Di fronte a queste proteste, in parte sostenute anche da esponenti di Italia Viva, il Governo ha dovuto riscrivere, in sede di conversione, l’articolo 4 del D.L. 124/2019, altrimenti il testo originario non avrebbe superato lo scoglio del voto di fiducia. Quello che è venuto fuori, ed è Legge attualmente vigente, è un testo inutile. Mentre nella formulazione originaria la responsabilità si aveva in ogni caso in cui c’era un contratto di appalto, oggi viene circoscritta al caso di un contratto di importo superiore ai duecentomila euro nel quale, però, vi sia la concomitanza nell’utilizzo prevalente di manodopera presso le sedi del committente e nell’utilizzo di beni strumentali di quest’ultimo.
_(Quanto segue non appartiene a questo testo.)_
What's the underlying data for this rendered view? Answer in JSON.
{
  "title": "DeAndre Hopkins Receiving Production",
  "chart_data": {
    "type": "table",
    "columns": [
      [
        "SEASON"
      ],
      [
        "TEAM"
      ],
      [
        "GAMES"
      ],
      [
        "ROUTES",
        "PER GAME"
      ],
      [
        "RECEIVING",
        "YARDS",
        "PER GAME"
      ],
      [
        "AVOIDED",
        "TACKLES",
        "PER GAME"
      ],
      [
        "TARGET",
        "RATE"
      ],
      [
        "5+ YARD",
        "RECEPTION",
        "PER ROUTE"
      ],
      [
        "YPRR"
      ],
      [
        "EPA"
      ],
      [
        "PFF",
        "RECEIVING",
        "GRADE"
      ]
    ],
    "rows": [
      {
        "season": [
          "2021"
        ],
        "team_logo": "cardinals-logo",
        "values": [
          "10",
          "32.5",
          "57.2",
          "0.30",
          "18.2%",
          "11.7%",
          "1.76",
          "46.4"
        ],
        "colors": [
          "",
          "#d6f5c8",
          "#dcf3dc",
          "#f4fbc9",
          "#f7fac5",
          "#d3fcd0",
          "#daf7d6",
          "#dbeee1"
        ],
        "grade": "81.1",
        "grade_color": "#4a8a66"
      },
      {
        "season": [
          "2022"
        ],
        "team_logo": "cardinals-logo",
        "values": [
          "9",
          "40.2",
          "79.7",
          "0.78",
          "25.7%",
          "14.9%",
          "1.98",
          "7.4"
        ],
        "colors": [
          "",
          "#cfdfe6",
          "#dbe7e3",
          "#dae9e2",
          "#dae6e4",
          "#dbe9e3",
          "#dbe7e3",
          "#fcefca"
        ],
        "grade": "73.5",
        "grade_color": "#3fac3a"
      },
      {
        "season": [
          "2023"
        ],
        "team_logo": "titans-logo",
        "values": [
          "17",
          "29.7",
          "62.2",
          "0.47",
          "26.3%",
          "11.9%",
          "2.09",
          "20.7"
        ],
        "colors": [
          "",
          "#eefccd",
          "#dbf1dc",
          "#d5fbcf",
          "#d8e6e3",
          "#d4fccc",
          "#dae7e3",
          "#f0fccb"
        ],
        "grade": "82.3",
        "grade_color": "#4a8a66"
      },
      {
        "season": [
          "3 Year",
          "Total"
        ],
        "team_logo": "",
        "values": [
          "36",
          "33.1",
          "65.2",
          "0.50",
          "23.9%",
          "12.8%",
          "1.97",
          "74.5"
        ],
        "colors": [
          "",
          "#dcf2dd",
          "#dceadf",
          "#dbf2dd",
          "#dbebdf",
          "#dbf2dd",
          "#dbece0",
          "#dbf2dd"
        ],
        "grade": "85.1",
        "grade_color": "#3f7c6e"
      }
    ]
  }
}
Un ambito molto residuale e, soprattutto, che colpisce unicamente le truffe poste in essere da sprovveduti. Nel grande mercato del subappalto, infatti, i soggetti che stanno a valle della catena sono dotati di proprie attrezzature e i dipendenti non ricevono l’ordine direttamente dai committenti, bensì dai vari soggetti che formano la catena dei subappalti. Questa situazione è il naturale adattamento al reato dell’intermediazione abusiva di manodopera, presente nel nostro ordinamento da un certo numero di anni anche se in maniera altalenante, punito con la reclusione e con una multa, sia in capo al finto appaltatore che al committente.

In conclusione, lo strumento ci sarebbe per un efficacie contrasto al fenomeno e dovrebbe essere ripristinato anche in ragione della volontà del Governo di eliminare i limiti al subappalto in caso di commesse pubbliche. L’ambito di sfruttamento ed evasione, infatti, non riguarda solo il mondo della logistica, ma anche quello dell’edilizia e delle costruzioni in genere. Le parole, al momento, però non sembrano andare in questa direzione.